需要将列表按照元素的升序（Haskell）按升序排列为列表 [英] Need to partition a list into lists based on breaks in ascending order of elements (Haskell)

问题描述

  [4,5,6,7,1,2,3， 4,5,6,1,2] 
  

我需要一个Haskell函数将这个列表转换成由原始列表的段组成的列表，它们按升序形成一系列列表。
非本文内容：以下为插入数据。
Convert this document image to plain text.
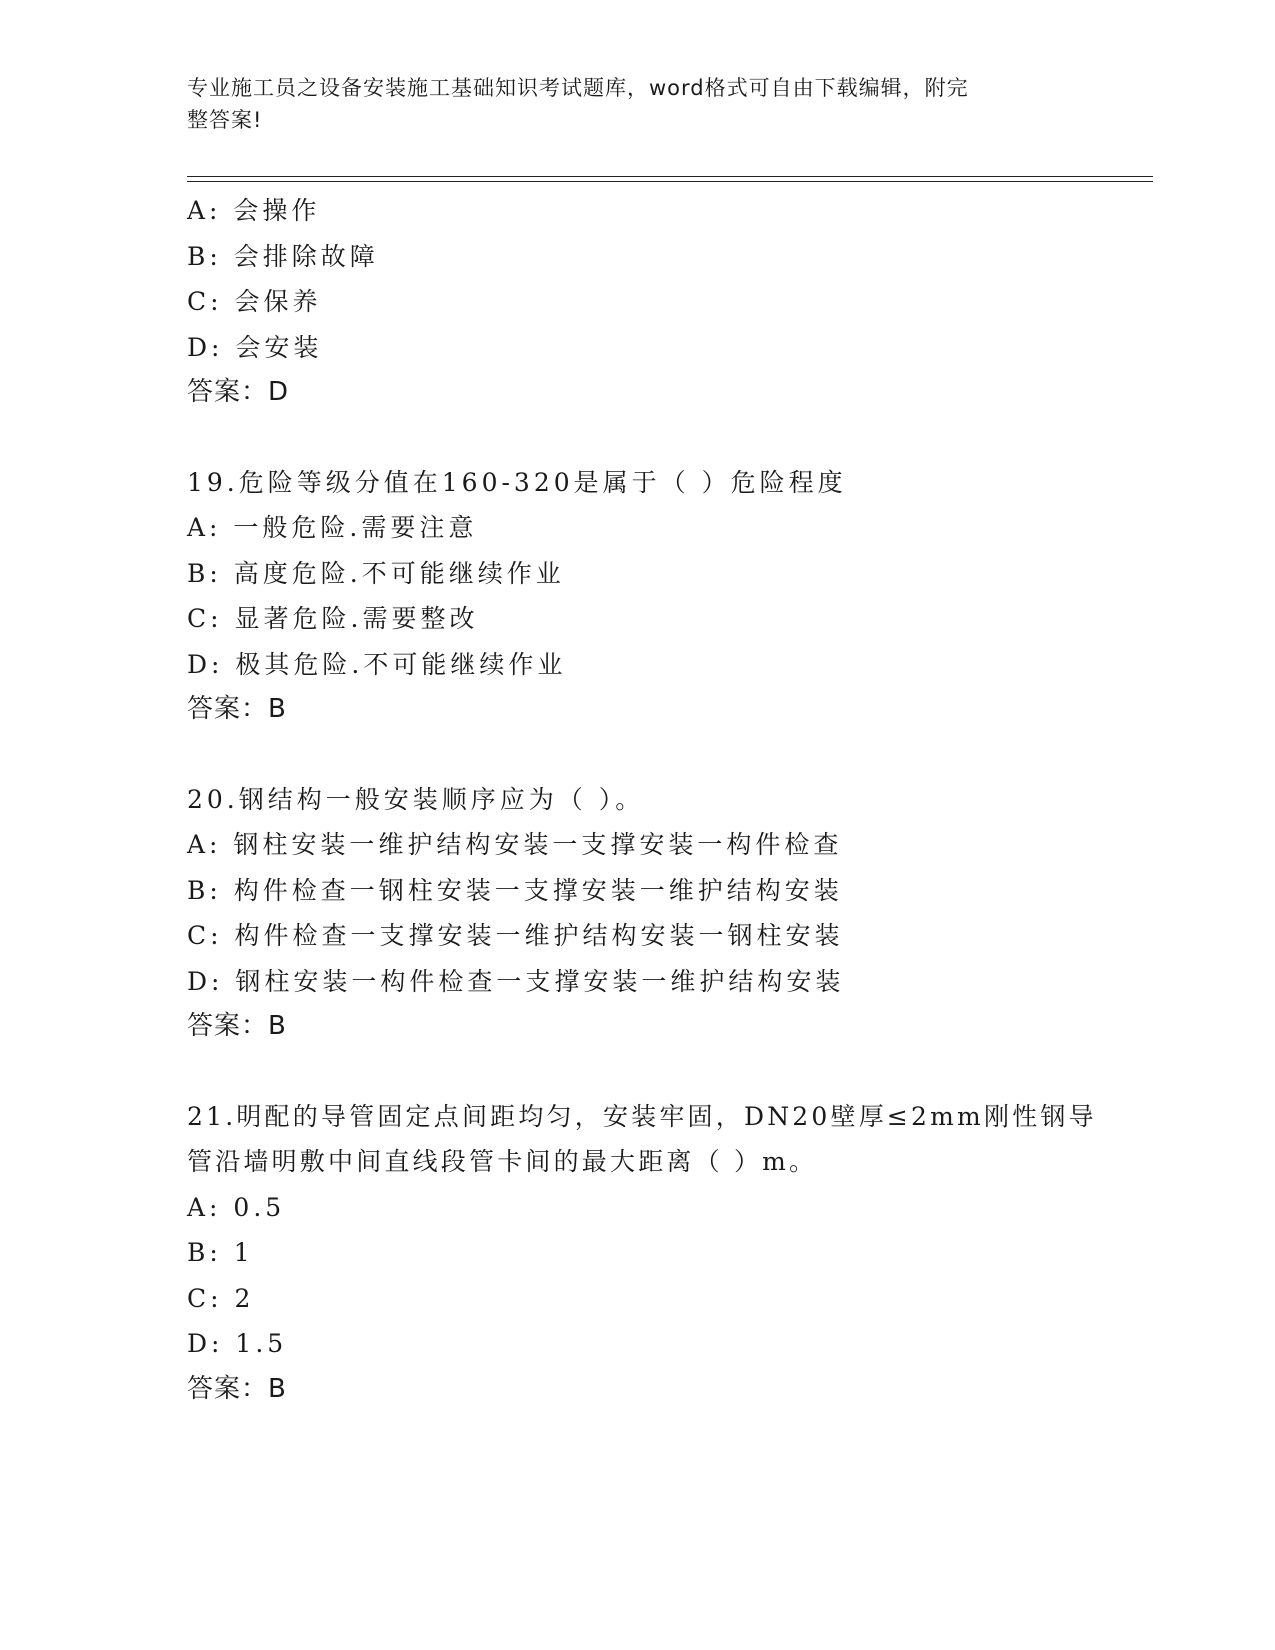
专业施工员之设备安装施工基础知识考试题库，word格式可自由下载编辑，附完
整答案!
A: 会操作
B: 会排除故障
C: 会保养
D: 会安装
答案：D
19.危险等级分值在160-320是属于（ ）危险程度
A: 一般危险.需要注意
B: 高度危险.不可能继续作业
C: 显著危险.需要整改
D: 极其危险.不可能继续作业
答案：B
20.钢结构一般安装顺序应为（ ）。
A: 钢柱安装一维护结构安装一支撑安装一构件检查
B: 构件检查一钢柱安装一支撑安装一维护结构安装
C: 构件检查一支撑安装一维护结构安装一钢柱安装
D: 钢柱安装一构件检查一支撑安装一维护结构安装
答案：B
21.明配的导管固定点间距均匀，安装牢固，DN20壁厚≤2mm刚性钢导
管沿墙明敷中间直线段管卡间的最大距离（ ）m。
A: 0.5
B: 1
C: 2
D: 1.5
答案：B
所以结果应该如下所示：

  [[4,5,6,7]，[1,2,3， 4,5,6]，[1,2]] 
  

有何建议？

解决方案

  ascend :: Ord a => [a]  - > [[a]] 
 ascend xs = foldr f [] xs 
其中
 f a [] = [[a]] 
 f a xs'@（y：ys）| a<头y =（a：y）：ys 
 |否则= [a]：xs'
  

在ghci

  * Main>上升[4,5,6,7,1,2,3,4,5,6,1,2] 
 [[4,5,6,7]，[1,2,3,4， 5,6]，[1,2]] 
  

Say I have any list like this:

[4,5,6,7,1,2,3,4,5,6,1,2]

I need a Haskell function that will transform this list into a list of lists which are composed of the segments of the original list which form a series in ascending order. So the result should look like this:

[[4,5,6,7],[1,2,3,4,5,6],[1,2]]

Any suggestions?

解决方案

ascend :: Ord a => [a] -> [[a]]
ascend xs = foldr f [] xs
  where
    f a []  = [[a]]
    f a xs'@(y:ys) | a < head y = (a:y):ys
                   | otherwise = [a]:xs'

In ghci

*Main> ascend [4,5,6,7,1,2,3,4,5,6,1,2]
[[4,5,6,7],[1,2,3,4,5,6],[1,2]]

这篇关于需要将列表按照元素的升序（Haskell）按升序排列为列表的文章就介绍到这了，希望我们推荐的答案对大家有所帮助，也希望大家多多支持IT屋！